Still, his following is meagre compared to that of his heroes – people like the Jara twins, whose celebrity status seems preordained. One could imagine they emerged from the womb as fully formed influencers, so painstakingly effortless is their presence. “Their joy is making us happy, making us feel like we mean something,” an adolescent fan says, waiting in a long queue outside one of their live shows, which consist of little more than the twins frolicking on stage. “I feel like he’s a friend, but he doesn’t know yet that we have that connection,” adds another.
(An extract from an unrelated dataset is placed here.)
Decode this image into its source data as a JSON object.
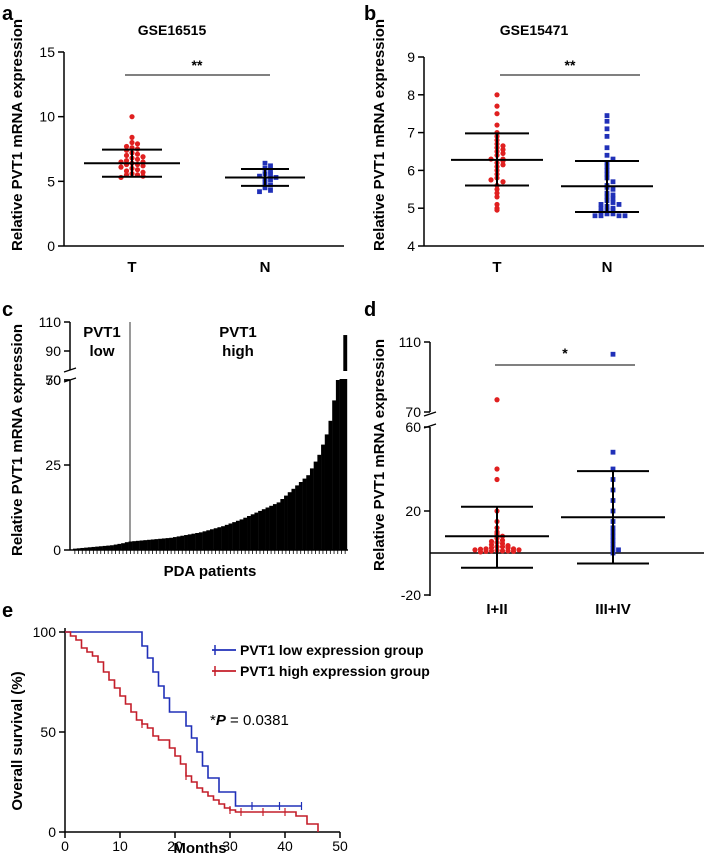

Afterwards, at a meet-and-greet, the floodgates open: tears stream down faces already puffy with anticipation, breathing becomes shallow as fans horde around their teen idols.

Mania, as it relates to fandom, has a long and storied history – we saw it just last year in I Used to be Normal, a documentary observing the lives of four boyband fans. In The Monthly, Anwen Crawford writes of the film’s fangirl archetype: “Her consumption of pop music opens up a maw of feeling that, in turn, threatens to consume her.” But something shifts when the pop idol is substituted with a livestreaming celebrity. The hierarchy between fan and idol muddies; the feeling consumes both.

With no discernible talents other than chiselled jawlines and the ability to turn live-love-laughs into quasi-religious maxims, the identity of livestreamers like Austyn and the Jaras rests precariously on the adoration of viewers. They are famous because of their fame, and just as easily as their celebrity is self-affirming, it can also be self-defeating. Midway through Jawline, Austyn gets noticed by a hawkish talent agent, who primps him with a new wardrobe and boot-camps his every mannerism to commercial perfection. He’s prime product, until he isn’t – as his follower count increases, so does the heat to sustain an unfeasible level of bombastic energy. The façade can’t hold. In one terrifying sequence, Jawline crescendos in a phantasmagoria of streams, selfies, sobbing fans. The screen flashes, and we’re back in Tennessee – as is Austyn, dropped by a ruthless manager.

On returning home, Austyn opens his laptop again to broadcast. This time, though, it feels wrong. “If you have a dream, you gotta chase it,” he recites flatly. “Don’t let anyone’s opinions affect you.” His dream of celebrity is dead; he’s no longer convinced. And neither are we.

If Jawline sounds like a Banksy-esque, technophobic cautionary tale, let it be said now that it’s not, no more than Present.Perfect. is a wholesome story of human connection. At the heart of both documentaries is a longing for that sense of connection – an ode, perhaps, to some simpler model of livestreaming, ungoverned and unsurveilled – but an awareness that this desire is a pipedream. We imagine the ideal livestream as a utopian haven in a dystopian internet, an antidote to the loneliness engendered by social media’s attention economy. Yet the livestream is no less lonely.

Michael Sun

Michael Sun is a film and music writer from Sydney whose work has appeared in Guardian Australia, ABC Arts and VICE.